REDIRECT tout en gardant le même nom, a aussi subi un changement de
syntaxe. Voir le NAT-HOWTO pour plus d'information pour configurer
ceci.
· L'option `-o' n'est plus utilisée pour diriger les paquets dans
l'espace utilisateur (voir `-i' ci-dessus). Les paquets sont
envoyés en espace utilisateur via la cible QUEUE.
· Probablement des tonnes d'autres trucs que j'ai oublié.
[1m11. Mise en Garde sur le Filtre de Paquets[0m
La façon généralle de procéder dans la sécurité informatique est de
tout bloquer puis d'ouvrir des trous quand c'est nécessaire. C'est
habituellement paraphrasé par `tout ce qui n'est pas spécifiquement
autorisé est défendu'. Je recommendes cette approche si la sécurité
est un primeur.
Ne fais pas tourner de service dont tu n'as pas besoin, même si tu
penses avoir bloqué l'accès vers ceux-ci.
Si tu crées un firewall dédié, commences par ne rien faire tourner et
tout bloquer et ajoutes les services et laisses passer les paquets
quand c'est nécessaire.
Je recommendes la sécurité en profondeur : combines les tcp-wrappers
(pour les connections au filtre de paquets lui-mème), la verification
de route et le filtrage de paquets. La verification de route c'est
quand un paquet qui vient d'une interface non attendue est laissé
tomber : par exemple, si un réseau interne a des adresses
10.1.1.0/24, et qu'un paquet avec cette adresse source vient sur ton
interface externe, il sera laissé tomber. Ceci peut être activé pour
une interface (ppp0) par:
# echo 1 > /proc/sys/net/ipv4/conf/ppp0/rp_filter
#
Ou pour toutes les interfaces existantes ou futures :
# for f in /proc/sys/net/ipv4/conf/*/rp_filter; do
# echo 1 > $f
# done
#
Debian fait cela par défaut quand c'est possible. Si tu utilises du
routage assymétrique (p.e. tu attends des paquets qui viennent de
direction étranges), tu voudras désactiver cela sur ces interfaces.

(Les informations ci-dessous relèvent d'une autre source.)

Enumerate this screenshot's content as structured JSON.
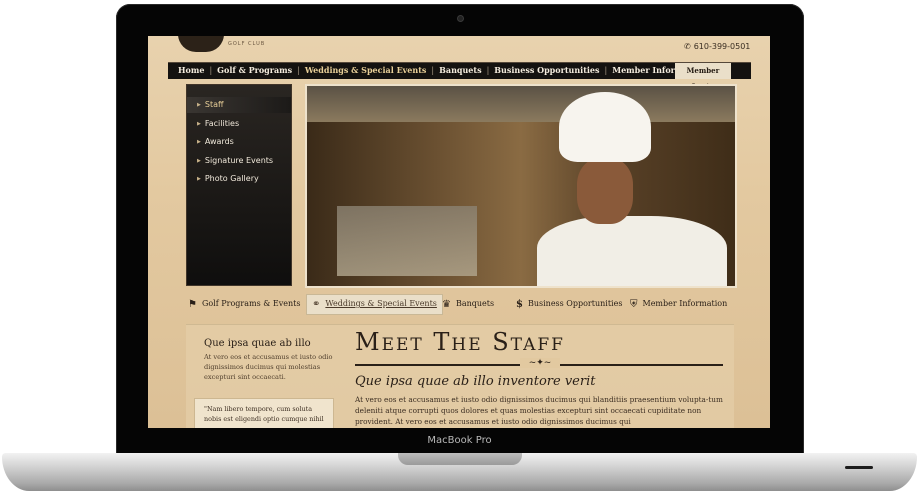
{
  "device": {
    "brand_label": "MacBook Pro"
  },
  "site": {
    "logo_sub": "GOLF CLUB",
    "phone": "610-399-0501",
    "nav": [
      "Home",
      "Golf & Programs",
      "Weddings & Special Events",
      "Banquets",
      "Business Opportunities",
      "Member Information"
    ],
    "nav_active_index": 2,
    "login_label": "Member Login",
    "sidebar": [
      "Staff",
      "Facilities",
      "Awards",
      "Signature Events",
      "Photo Gallery"
    ],
    "categories": [
      {
        "label": "Golf Programs & Events",
        "icon": "golf-flag-icon"
      },
      {
        "label": "Weddings & Special Events",
        "icon": "rings-icon"
      },
      {
        "label": "Banquets",
        "icon": "banquet-icon"
      },
      {
        "label": "Business Opportunities",
        "icon": "dollar-icon"
      },
      {
        "label": "Member Information",
        "icon": "shield-icon"
      }
    ],
    "left_heading": "Que ipsa quae ab illo",
    "left_text": "At vero eos et accusamus et iusto odio dignissimos ducimus qui molestias excepturi sint occaecati.",
    "quote_text": "\"Nam libero tempore, cum soluta nobis est eligendi optio cumque nihil",
    "page_title": "Meet The Staff",
    "subheading": "Que ipsa quae ab illo inventore verit",
    "body_text": "At vero eos et accusamus et iusto odio dignissimos ducimus qui blanditiis praesentium volupta-tum deleniti atque corrupti quos dolores et quas molestias excepturi sint occaecati cupiditate non provident. At vero eos et accusamus et iusto odio dignissimos ducimus qui"
  },
  "colors": {
    "nav_bg": "#141210",
    "page_bg": "#e3c9a0",
    "accent": "#e8cf98"
  }
}
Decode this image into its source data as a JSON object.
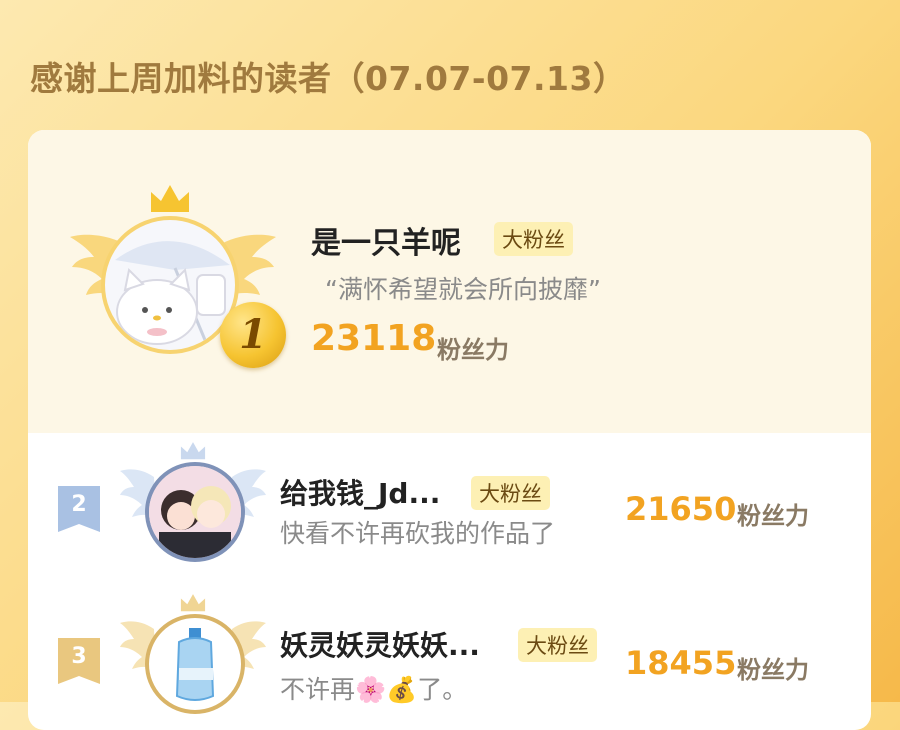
{
  "header": {
    "title": "感谢上周加料的读者（07.07-07.13）"
  },
  "colors": {
    "accent": "#f2a321",
    "badge_bg": "#fdf0b4",
    "gold": "#f6c431"
  },
  "ranking": [
    {
      "rank": "1",
      "name": "是一只羊呢",
      "badge": "大粉丝",
      "motto": "“满怀希望就会所向披靡”",
      "score": "23118",
      "unit": "粉丝力",
      "avatar_icon": "white-cat-umbrella-avatar"
    },
    {
      "rank": "2",
      "name": "给我钱_Jd...",
      "badge": "大粉丝",
      "motto": "快看不许再砍我的作品了",
      "score": "21650",
      "unit": "粉丝力",
      "avatar_icon": "anime-couple-avatar"
    },
    {
      "rank": "3",
      "name": "妖灵妖灵妖妖...",
      "badge": "大粉丝",
      "motto": "不许再🌸💰了。",
      "score": "18455",
      "unit": "粉丝力",
      "avatar_icon": "water-bottle-avatar"
    }
  ]
}
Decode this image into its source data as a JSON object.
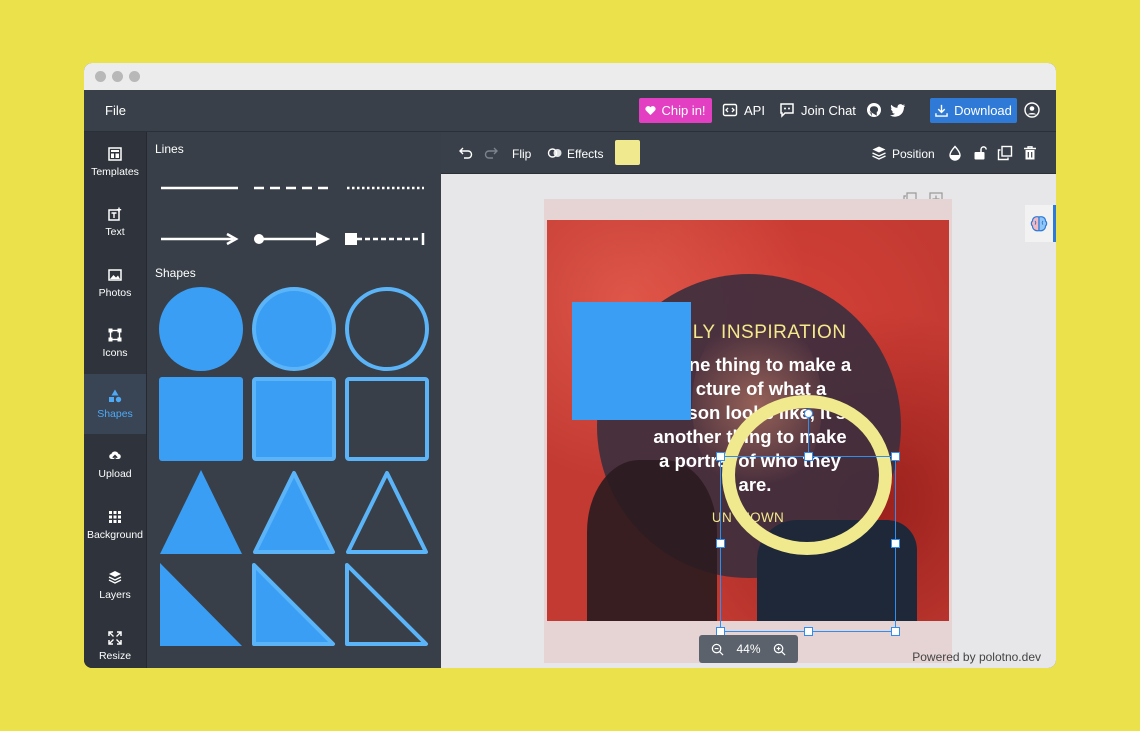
{
  "topbar": {
    "file_label": "File",
    "chip_label": "Chip in!",
    "api_label": "API",
    "join_chat_label": "Join Chat",
    "download_label": "Download"
  },
  "sidebar": {
    "items": [
      {
        "label": "Templates",
        "icon": "templates-icon"
      },
      {
        "label": "Text",
        "icon": "text-icon"
      },
      {
        "label": "Photos",
        "icon": "photos-icon"
      },
      {
        "label": "Icons",
        "icon": "icons-icon"
      },
      {
        "label": "Shapes",
        "icon": "shapes-icon",
        "active": true
      },
      {
        "label": "Upload",
        "icon": "upload-icon"
      },
      {
        "label": "Background",
        "icon": "background-icon"
      },
      {
        "label": "Layers",
        "icon": "layers-icon"
      },
      {
        "label": "Resize",
        "icon": "resize-icon"
      }
    ]
  },
  "panel": {
    "lines_heading": "Lines",
    "shapes_heading": "Shapes"
  },
  "toolbar": {
    "flip_label": "Flip",
    "effects_label": "Effects",
    "position_label": "Position",
    "fill_color": "#f1e98d"
  },
  "canvas": {
    "quote_title": "ILY INSPIRATION",
    "quote_lines": [
      "ne thing to make a",
      "cture of what a",
      "erson looks like, it's",
      "another thing to make",
      "a portra  of who they",
      "are."
    ],
    "quote_author": "UN  NOWN"
  },
  "zoom": {
    "level": "44%"
  },
  "footer": {
    "powered_by": "Powered by polotno.dev"
  },
  "colors": {
    "accent": "#2f7ad6",
    "chip": "#e23fc2",
    "shape_fill": "#3a9ef5",
    "shape_light": "#5bb4f8"
  }
}
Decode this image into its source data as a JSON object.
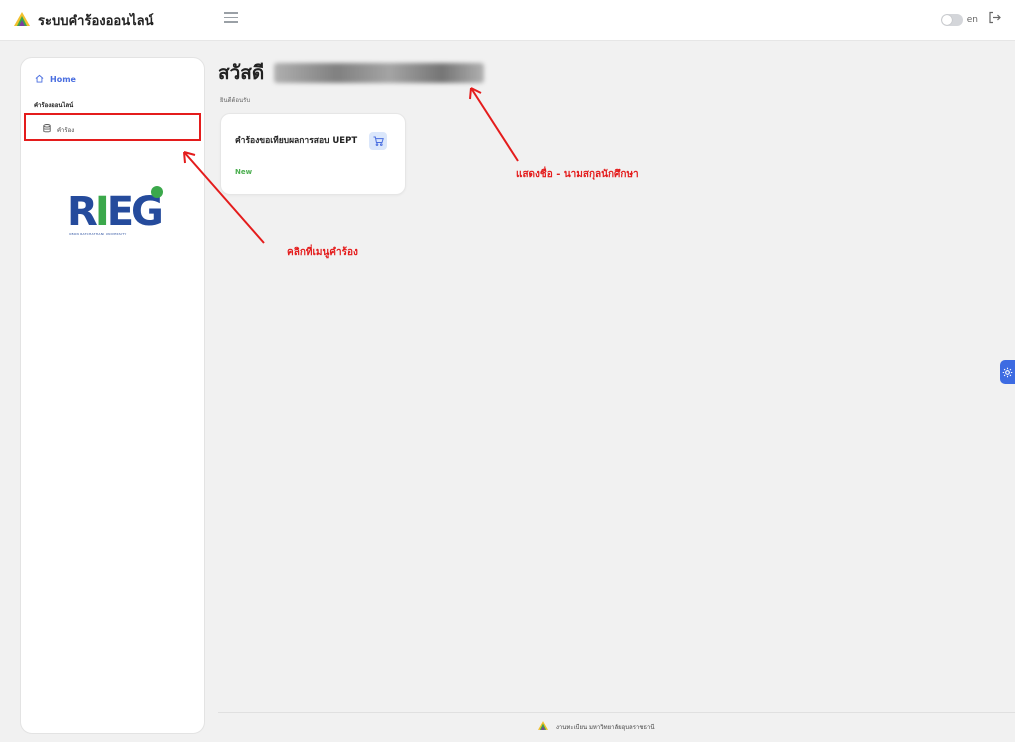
{
  "header": {
    "app_title": "ระบบคำร้องออนไลน์",
    "lang_label": "en",
    "icons": [
      "mountain-logo-icon",
      "hamburger-menu-icon",
      "theme-toggle",
      "logout-icon"
    ]
  },
  "sidebar": {
    "home_label": "Home",
    "section_title": "คำร้องออนไลน์",
    "request_label": "คำร้อง",
    "logo_letters": [
      "R",
      "I",
      "E",
      "G"
    ],
    "logo_subtext": "UBON RATCHATHANI UNIVERSITY"
  },
  "main": {
    "greeting_prefix": "สวัสดี",
    "welcome_text": "ยินดีต้อนรับ",
    "card": {
      "title": "คำร้องขอเทียบผลการสอบ UEPT",
      "status": "New"
    }
  },
  "annotations": {
    "name_note": "แสดงชื่อ - นามสกุลนักศึกษา",
    "click_note": "คลิกที่เมนูคำร้อง",
    "color": "#e41c1c"
  },
  "footer": {
    "text": "งานทะเบียน มหาวิทยาลัยอุบลราชธานี"
  },
  "colors": {
    "accent": "#4a6ee0",
    "status_new": "#4caf50",
    "logo_blue": "#254b9c",
    "logo_green": "#3ba84b"
  }
}
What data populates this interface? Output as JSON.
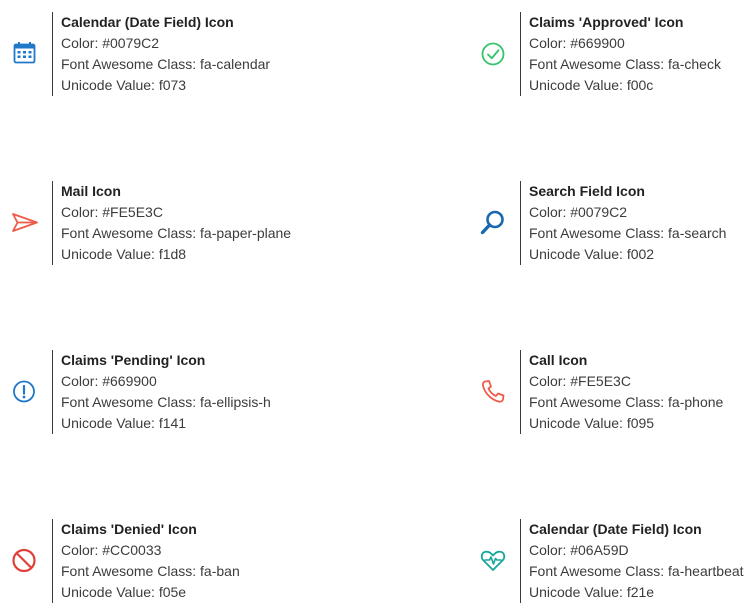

Le logging est utile quand tu réalises un firewall si quelquechose ne
fonctionne pas, mais sur un firewall de production, combines le avec
la concordance `limit', pour eviter que quelqu'un ne satures tes logs.
Je recommendes fortement le suivi de connections sur les systèmes
sécurisés: il introduit un peu plus de charge, comme toutes les
connections sont suivies, mais est très utile pour controller l'accès
à tes réseaux. Tu devras charger le module `ip_conntrack.o' si ton
noyau ne charges pas les modules automatiquement, et qu'il n'est pas
compilé dans le noyau. Si tu veux suivre convenablement des protocoles
complexes, tu devra charger le module de suivi aproprié (pe.
`ip_conntrack_ftp.o').
# iptables -N no-conns-from-ppp0
# iptables -A no-conns-from-ppp0 -m state --state ESTABLISHED,RELATED -j ACCEPT
# iptables -A no-conns-from-ppp0 -m state --state NEW -i ! ppp0 -j ACCEPT
# iptables -A no-conns-from-ppp0 -i ppp0 -m limit -j LOG --log-prefix "Bad packet from ppp0:"
# iptables -A no-conns-from-ppp0 -i ! ppp0 -m limit -j LOG --log-prefix "Bad packet not from ppp0:"
# iptables -A no-conns-from-ppp0 -j DROP
# iptables -A INPUT -j no-conns-from-ppp0
# iptables -A FORWARD -j no-conns-from-ppp0
Construire un bon firewall est hors du sujet de ce HOWTO, mais mon
conseil est de `toujours être minimaliste'. Voir le Security HOWTO
pour plus d'informations sur comment tester ta machine.